Abstract

Despite the original definition of evidence-based medicine (EBM), which included the best external evidence in conjunction with a practitioner's clinical expertise, 2 the hierarchical ordering of external evidence means that the randomized controlled trial (RCT) is increasingly the only form of evidence considered by health care regulators and policymakers. There is no doubt that well-designed RCTs make valuable contributions to medical science and patient care, particularly in drug or single-agent studies. The issue, which has been raised several times in the pages of this Journal and others, is whether the supremacy of the RCT is warranted, when its conclusions frequently do not address the real-world context of either biomedicical 3,4 or CAM 5 practice. An unfortunate side-effect of the dominance of this rigid definition of EBM is that even public health research, on both domestic and global development fronts, is moving toward using RCTs to evaluate the impact of programs, with some of the same consequences 6,7 regarding external validity that face medical and CAM practitioners. It is as if our need for certainty has eclipsed our actual experience of the world to the extent that some of our most rigorous scientific research has lost touch with reality.
As Wardle and Oberg point out in their article in this issue of the Journal, the primary health concerns for this century (such as type 2 diabetes, obesity, and cardiovascular disease) are chronic, complex conditions, which require lifestyle change as major components of treatment and prevention. Lifestyle change generally entails behavioral change. The sustainable transformation of behavior can be an intricate and unpredictable process. Possibly more than any other CAM system, naturopathic medicine has a whole-person focus that supports both the development of a knowledge base and the embodiment of behavioral patterns that promote and sustain a patient's optimal health and well-being (not just the absence of symptoms) over the course of a lifetime. Education in the sense of providing information is just one component in fostering behavioral change, because it is recognized that a lack of information is not the only reason why a person maintains destructive habits. Naturopathic doctors (NDs) are also trained in the more intangible dimensions of practitioner interpersonal skills such as relational versatility, 8 which is the ability to meet patients at their individual level of readiness and to guide nonjudgmentally from there.

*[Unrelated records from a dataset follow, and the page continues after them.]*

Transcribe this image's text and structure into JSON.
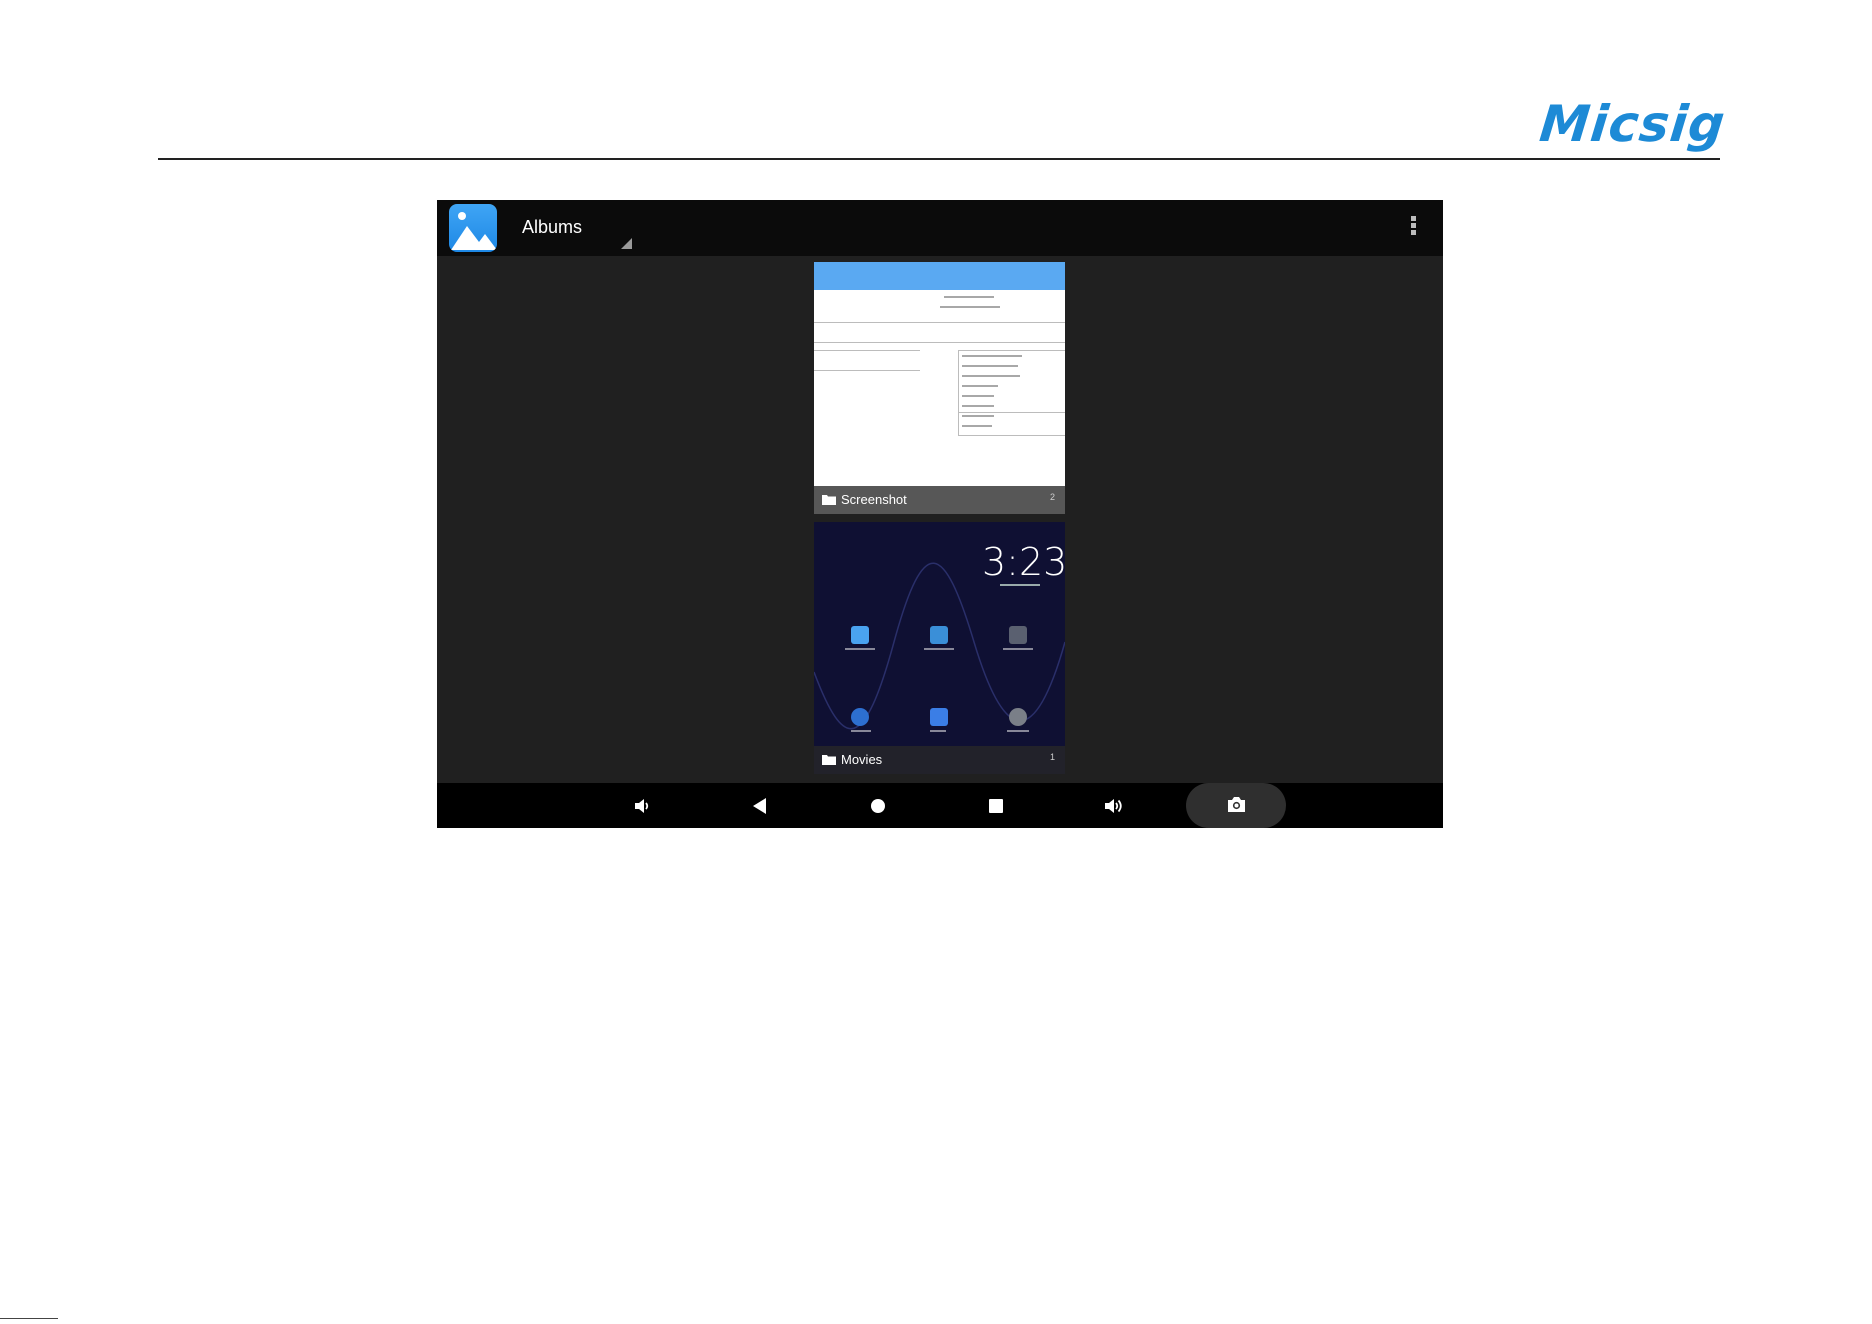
{
  "document": {
    "logo_text": "Micsig"
  },
  "app": {
    "title": "Albums",
    "icon": "gallery-icon",
    "overflow_menu_icon": "more-vert-icon"
  },
  "albums": [
    {
      "name": "Screenshot",
      "count": "2",
      "thumbnail": "app-settings-screenshot"
    },
    {
      "name": "Movies",
      "count": "1",
      "thumbnail": "home-screen-screenshot"
    }
  ],
  "home_screen_thumb": {
    "clock": "3:23"
  },
  "navbar": {
    "buttons": [
      {
        "name": "volume-down-icon"
      },
      {
        "name": "back-icon"
      },
      {
        "name": "home-icon"
      },
      {
        "name": "recents-icon"
      },
      {
        "name": "volume-up-icon"
      },
      {
        "name": "camera-icon"
      }
    ]
  },
  "colors": {
    "brand": "#1d8ad6",
    "topbar": "#0b0b0b",
    "background": "#202020",
    "accent": "#5aa9f2"
  }
}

The current paradigm, by which conclusions are considered evidence-based only when they have been found effective by research methods that involve random assignment of participants to experimental and control groups, is too narrow for the assessment of CAM whole systems and living systems in general. Ranking solutions by the evaluation of their methodology instead of finding new ways to assess how well they accomplish important goals is an impoverished stance. The chronic and complex nature of the “epidemics” of the 21st century demand a new approach. Reversing the prevailing research strategy is an obvious way to allow CAM systems to be assessed appropriately. 9,10 This approach would allow for whole-system/whole-practice effectiveness studies to be conducted first, followed by efficacy trials, and finally, trials to determine mechanism of action. As stated by Bodeker and Kronenberg: 11 “New directions must be forged by researchers who are able to transcend limitations in research orthodoxy in the interests of providing sound information to the public on what constitutes good health care.”
It is not just limitations of research orthodoxy that must be transcended. For that to happen pervasively, a paradigm shift in our thinking as a society must take place first. The chronic and complex diseases of modern times require a new metaphor to encompass them and a new body of knowledge to explain them. As Jobst et al. 12 have described, the new metaphor must be about relationship and inter-relationship, taking into account our relationship with ourselves, other living beings, and our broadly defined environments. This needs to be done, not to allocate blame but to do justice to the reality that even as individuals we participate in something greater. The body of knowledge that will foster this kind of understanding has to be built upon meaning: personal meaning and thus the elevation of subjective experience and narrative. Interwoven with this new way of thinking, and perhaps an emergent property of it, is the realization that absence of symptoms does not equal the fullest expression of health and well-being that is possible for any given individual, group, or society. The fullest possible expression of health and well-being is the goal of naturopathic medicine and, essentially, the goal of non-RCT-based, complex models of public- and international-health interventions.
The fields of public health and naturopathic medicine would be powerful partners in fueling the paradigm shift in thinking that is needed to establish health care policy priorities and a public health research agenda that can successfully and sustainably address the behavioral and lifestyle-based health challenges of the modern age.